La specifica mutazione genetica influisce sia sulla prognosi che sulla risposta al trattamento:

• mutazioni dell'esone 11 del KIT rispondono meglio all'imatinib e sono associati a una prognosi relativamente favorevole tra i GIST ad alto rischio.
• mutazioni dell'esone 9 del KIT Tendono ad essere più aggressive e richiedono dosi più elevate di imatinib per una risposta ottimale.
• Mutazioni PDGFRA D842V sono resistenti all'imatinib ma rispondono bene all'avapritinib, con buoni risultati nella maggior parte dei pazienti.
• GIST di tipo selvatico (compresi i tumori associati alla NF1) spesso non rispondono all'imatinib; la gestione dipende dalla specifica causa sottostante.

Per GIST con deficit di SDHIl sistema standard di valutazione del rischio non è applicabile e la prognosi è più difficile da prevedere. Alcuni pazienti con GIST metastatico con deficit di SDH hanno un decorso indolente e sopravvivono per molti anni, mentre altri presentano una progressione più rapida. La partecipazione a studi clinici è raccomandata per i pazienti con GIST avanzato con deficit di SDH.

Nel complesso, lo sviluppo di terapie mirate, in particolare imatinib e i suoi successori, ha trasformato il GIST da un tumore con opzioni terapeutiche molto limitate in uno con una delle migliori prognosi tra tutti i tumori solidi metastatici. Il team medico che vi seguirà utilizzerà tutte le informazioni contenute nel referto istologico per elaborare un piano di trattamento personalizzato in base alla vostra situazione specifica.

Domande da porre al medico

Il referto istologico contiene informazioni importanti che guideranno il tuo percorso di cura. Le seguenti domande possono aiutarti a prepararti per il prossimo appuntamento.

• Dove ha avuto origine esattamente il mio GIST: nello stomaco, nell'intestino tenue o in un'altra sede?
• Quali sono le dimensioni del tumore e qual è stato il conteggio mitotico?
• A quale categoria di rischio è stato assegnato il mio GIST: nessun rischio, basso, moderato o alto?
• Il tumore si è rotto durante l'intervento chirurgico?
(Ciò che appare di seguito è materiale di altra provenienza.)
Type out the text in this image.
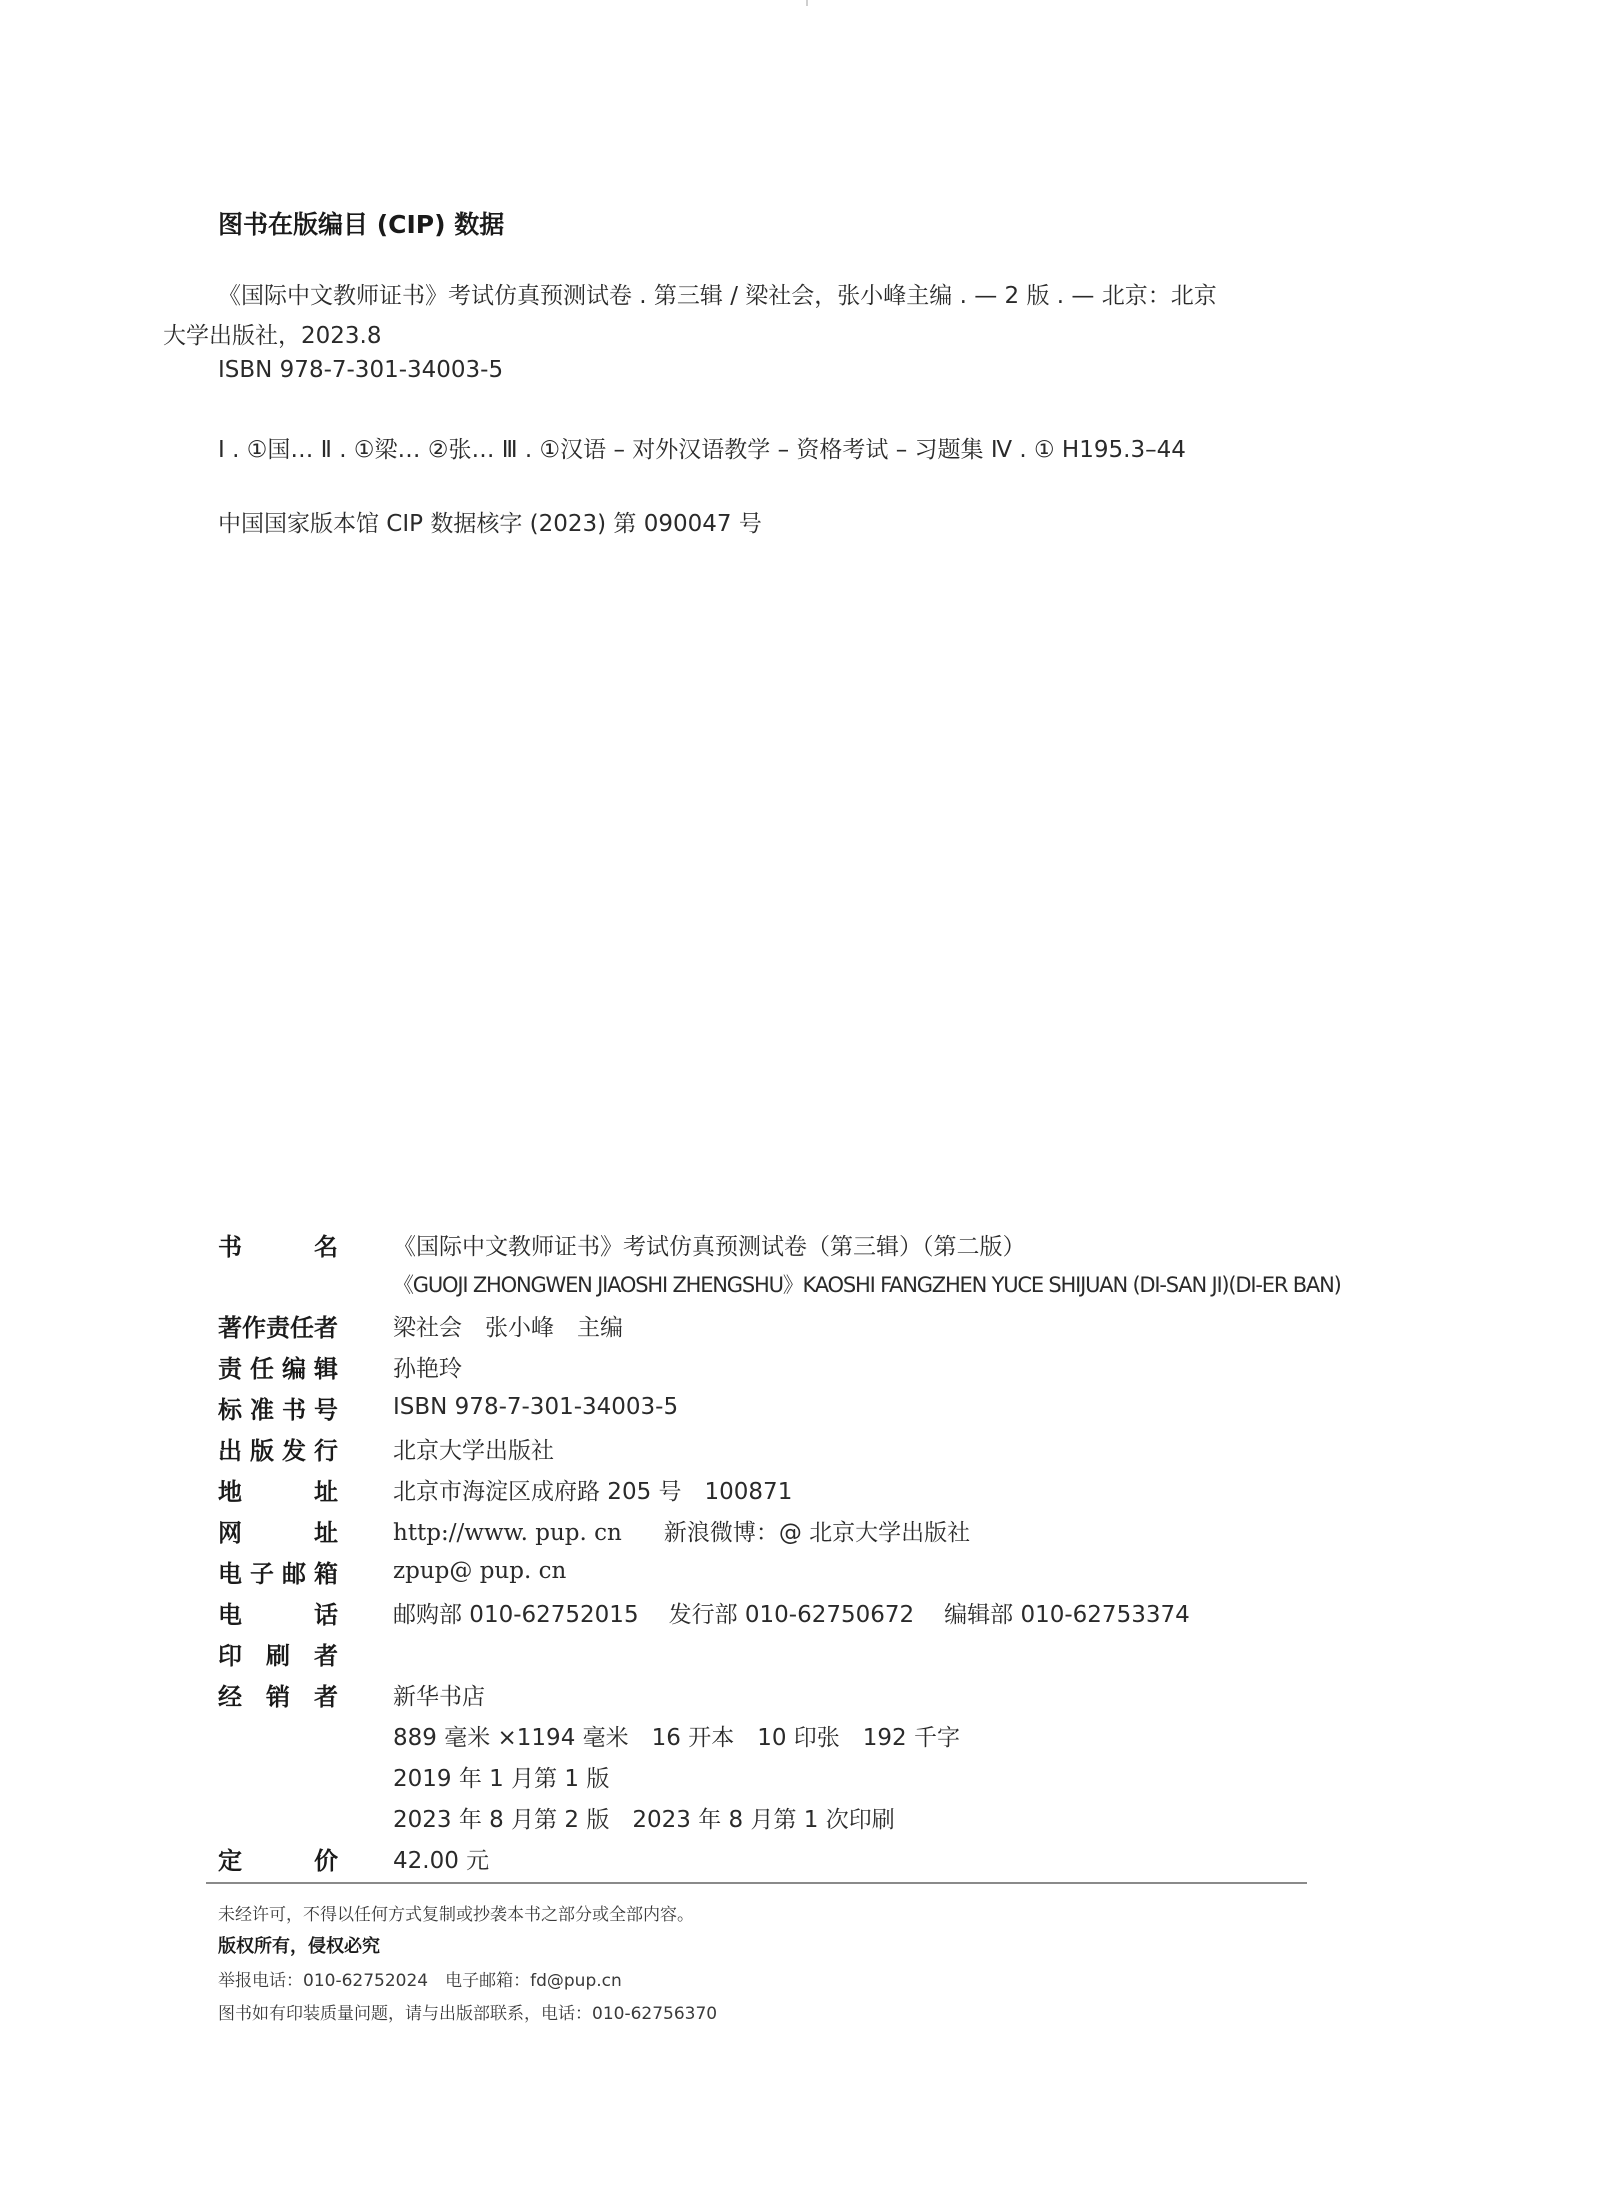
图书在版编目 (CIP) 数据
《国际中文教师证书》考试仿真预测试卷 . 第三辑 / 梁社会，张小峰主编 . — 2 版 . — 北京：北京
大学出版社，2023.8
ISBN 978-7-301-34003-5
Ⅰ . ①国… Ⅱ . ①梁… ②张… Ⅲ . ①汉语 – 对外汉语教学 – 资格考试 – 习题集 Ⅳ . ① H195.3–44
中国国家版本馆 CIP 数据核字 (2023) 第 090047 号
书	名 《国际中文教师证书》考试仿真预测试卷（第三辑）（第二版）
《GUOJI ZHONGWEN JIAOSHI ZHENGSHU》KAOSHI FANGZHEN YUCE SHIJUAN (DI-SAN JI)(DI-ER BAN)
著作责任者 梁社会　张小峰　主编
责 任 编 辑 孙艳玲
标 准 书 号 ISBN 978-7-301-34003-5
出 版 发 行 北京大学出版社
地	址 北京市海淀区成府路 205 号　100871
网	址 http://www. pup. cn 新浪微博：@ 北京大学出版社
电 子 邮 箱 zpup@ pup. cn
电	话 邮购部 010-62752015 发行部 010-62750672 编辑部 010-62753374
印 刷 者
经 销 者 新华书店
889 毫米 ×1194 毫米　16 开本　10 印张　192 千字
2019 年 1 月第 1 版
2023 年 8 月第 2 版　2023 年 8 月第 1 次印刷
定	价 42.00 元
未经许可，不得以任何方式复制或抄袭本书之部分或全部内容。
版权所有，侵权必究
举报电话：010-62752024　电子邮箱：fd@pup.cn
图书如有印装质量问题，请与出版部联系，电话：010-62756370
Questo influisce sulla mia categoria di rischio?
• I margini chirurgici erano negativi? Il tumore è stato rimosso completamente?
• Qual è stato l'esito dei test molecolari? È stata riscontrata una mutazione del gene KIT o PDGFRA? E in quale esone?
• Il mio tumore presenta la mutazione PDGFRA D842V, e questo influisce sulla scelta del farmaco da somministrarmi?
• Il mio tumore è stato testato per la carenza di SDH? Si tratta di un GIST convenzionale o di un GIST con carenza di SDH?
• Se venisse riscontrata una carenza di SDH, dovrei essere indirizzato a una consulenza genetica?
• Dopo l'intervento chirurgico ho bisogno di imatinib adiuvante? E per quanto tempo?
• Se ho ricevuto imatinib prima dell'intervento chirurgico, quanto bene ha reagito il tumore?
• Sono disponibili studi clinici per il mio tipo di mutazione?
• Quali esami di imaging e visite di controllo saranno necessari, e con quale frequenza?